Allocation of Stimulus Money on State Infrastructure Projects is Subject of New Study

Upwards of 40 states have invested a total of nearly $32 billion in Coronavirus Virus State Fiscal Recovery Funds, according to a just-released report issued by the National Conference of State Legislatures.

Those funds have been used to target any number of water, sewer, broadband, and general infrastructure projects, notes the NCSL report Road to Recovery.

The CSFRF funds were folded into the larger $1.9 trillion American Rescue Plan, which was signed into law in early 2021 by the President and was designed to hasten the country’s recovery from the impact of Covid 19 and the national economic shutdown.

As defined by the Treasure Department, states were given wide latitude in how they wanted to use their CSFRF funds.
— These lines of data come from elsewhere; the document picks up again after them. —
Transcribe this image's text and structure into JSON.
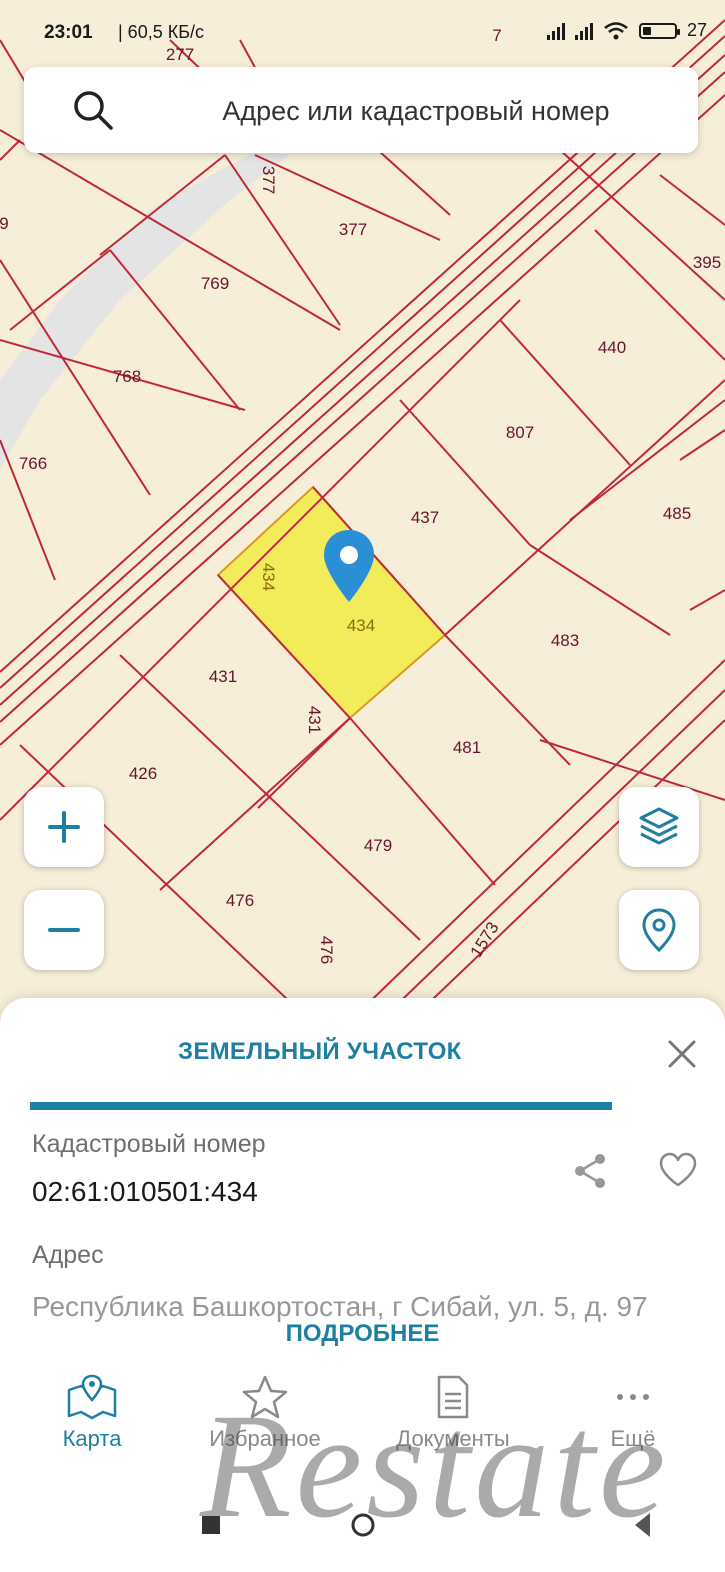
{
  "status_bar": {
    "time": "23:01",
    "speed": "| 60,5 КБ/с",
    "battery": "27",
    "battery_level": 0.27
  },
  "search": {
    "placeholder": "Адрес или кадастровый номер"
  },
  "map": {
    "plot_labels": [
      "277",
      "377",
      "377",
      "769",
      "768",
      "766",
      "395",
      "440",
      "807",
      "437",
      "485",
      "434",
      "434",
      "483",
      "431",
      "431",
      "481",
      "426",
      "479",
      "476",
      "476",
      "1573",
      "9",
      "7"
    ],
    "selected_plot": "434"
  },
  "sheet": {
    "title": "ЗЕМЕЛЬНЫЙ УЧАСТОК",
    "cadastral_label": "Кадастровый номер",
    "cadastral_value": "02:61:010501:434",
    "address_label": "Адрес",
    "address_value": "Республика Башкортостан, г Сибай, ул. 5, д. 97",
    "more_button": "ПОДРОБНЕЕ"
  },
  "nav": {
    "items": [
      {
        "label": "Карта",
        "icon": "map-icon",
        "active": true
      },
      {
        "label": "Избранное",
        "icon": "star-icon",
        "active": false
      },
      {
        "label": "Документы",
        "icon": "document-icon",
        "active": false
      },
      {
        "label": "Ещё",
        "icon": "more-icon",
        "active": false
      }
    ]
  },
  "watermark": "Restate",
  "colors": {
    "accent": "#1f7fa0",
    "parcel_line": "#c0283a",
    "selected_fill": "#f3ec5a",
    "map_bg": "#f6eed8"
  }
}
The idea behind the Treasury Department rules was that states should be allowed to spend money on what the agency described as “necessary” projects.

The Treasury Department rules have also encouraged the funding of infrastructure projects employing local workers or those “from historically underserved communities.”

Project funding to date has included everything from the $3.2 billion spent in California on the construction of a statewide open-access middle mile broadband network; to the $225 million in Alabama for water infrastructure projects; and the $317 million in North Dakota used for state, county, and township road and bridge work.

Colorado has seen $182 million going for the building of a variety of transportation-related projects, as well as the purchasing and development of the 58-acre Burnham Yard Rail Property in Denver.

Arizona and Colorado are among the states that have allocated CSFRF money on infrastructure projects, while both New Mexico and Texas have not yet made official their allocations, according to the NCSL report.

While many of the projects are underway, the NCSL report notes that all of the states, territories, and District of Columbia “must obligate their federal recovery funds by December 2024 and spend them by December 2026.”